In this moment, I grasped that what distinguished living things from dead ones is not knowing bodies and joys, but the potential to know, and to choose to know, the perfect eternal on this earth.
Eventually, using the correct balance of glances and gestures I had mastered, I persuaded the girl to break from her circle. She stood next to me, smiling.
“Weren’t you in my Sociology class last semester?” she asked.
“No, I’m not a student. I moved on to the real world. You’re going to college here?”
“Yeah, I’m a senior. I’m Celia.” She held out her hand, which I kissed as she laughed.
“Hi, Celia. I’m Jonathan. Shouldn’t you be up at the big football game in Gainesville? It’s tomorrow night, right?”
“Yeah! We’re going up in the morning.” She tossed her black hair.
I spun the discussion as I was trained. Celia had a long, tanned Mediterranean face. Her eyes were almond shaped, like Paula’s, but brown.
We chattered for over an hour. Despite this preoccupation and the alcoholic cloud in which I moved, I often remembered Meredith, the pain I caused her, and my delicate existence. These thoughts impelled me to learn Celia, her choices, her fears and sufferings and how to appease them, learn her beauty, and sorrows, and to express my knowledge of all these to her.
What about Lana? She was more beautiful and more compelling. But she held within her only the beauty of Lana. I had Beauty to create and see and touch in Celia, and in others.
***
The next day I found Kevin’s apartment empty. I spoke to the apartment manager, who said that the family had collected his things three days before. All I needed was the tiny card, my key to Phase 3. My card. The manager shrugged when I asked about the computer system.
“Some guy from Vincula picked it up. He said it was their property.”
“Did he show you identification?”
“Did he need to? It was just a computer. The family didn’t want it.”
I asked someone in the Systems Administration department about the computer. He said he’d ask around, but never called back.
So no one at Vincula seemed to know where the computer or the card was. For the rest of the week, I waited for the phone call announcing that they found my card in Kevin’s possession.
Meanwhile, on three of the weeknights, Celia and I learned to laugh with one another, to hold one another’s hand, to kiss, and more.
On the following Saturday, the last day of September, I rose from Celia’s dormitory bed, which was designed so precisely one person could comfortably occupy it, although we both managed to fit.
The peace of a new Saturday and a tinge of coffee in a breeze jolted my thoughts back to the Motley Cow. Then I gasped. Mike. Mike must have the card. He had even been out sick all week. I must find him.
“What’s today? Saturday? The 30th?”
“Yeah,” Celia said. Today was the Xtreme MusicFest. I kissed her goodbye. “I’ll call you tomorrow.”
“Please do.” She frowned and looked down at herself, at the undressed body I had taken from her.
The event that crowned that summer occurred in an inland landfill field.

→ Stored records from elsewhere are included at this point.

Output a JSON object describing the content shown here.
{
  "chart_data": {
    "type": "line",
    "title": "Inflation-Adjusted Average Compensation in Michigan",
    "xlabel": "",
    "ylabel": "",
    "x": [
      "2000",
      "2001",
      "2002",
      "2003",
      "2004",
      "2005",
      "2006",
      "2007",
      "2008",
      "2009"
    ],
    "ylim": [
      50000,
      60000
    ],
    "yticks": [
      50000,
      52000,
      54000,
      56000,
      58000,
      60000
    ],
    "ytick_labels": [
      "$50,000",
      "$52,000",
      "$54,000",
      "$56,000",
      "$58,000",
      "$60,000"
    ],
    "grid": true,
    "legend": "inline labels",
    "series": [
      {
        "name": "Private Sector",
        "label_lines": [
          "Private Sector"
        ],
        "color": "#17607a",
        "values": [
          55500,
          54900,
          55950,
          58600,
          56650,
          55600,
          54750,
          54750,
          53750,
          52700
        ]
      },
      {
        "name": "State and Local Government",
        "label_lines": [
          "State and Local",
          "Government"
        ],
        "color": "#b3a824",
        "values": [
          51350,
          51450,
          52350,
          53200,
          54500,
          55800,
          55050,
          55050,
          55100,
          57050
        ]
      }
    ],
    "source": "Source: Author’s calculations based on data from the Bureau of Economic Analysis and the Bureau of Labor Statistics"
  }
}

Sponsors had touted the event as the defining event of a generation. I was schooled in this seductive marketing device, but I still wondered what we would do with such a grand promise. How would the popular historians, the journalists, record these events? Moreover, of course, would I find Mike?
***
On the last morning of September, the sun peered from the east, through sea oats into Dr. Wilson’s bedrooms. Maureen and Winnie had arrived the previous night. Winnie had been offered to house-sit at a vacation home of her boss and doctor, for the week.
Maureen rolled free of the satiny bed sheets then readied herself for the day with care. She anticipated a stunning assembly of men and women for today’s party on the beach. Maybe the jumble of young friends could flesh out the depth of Winnie’s friendship for her, of her friendship for Winnie, and new love for either of them.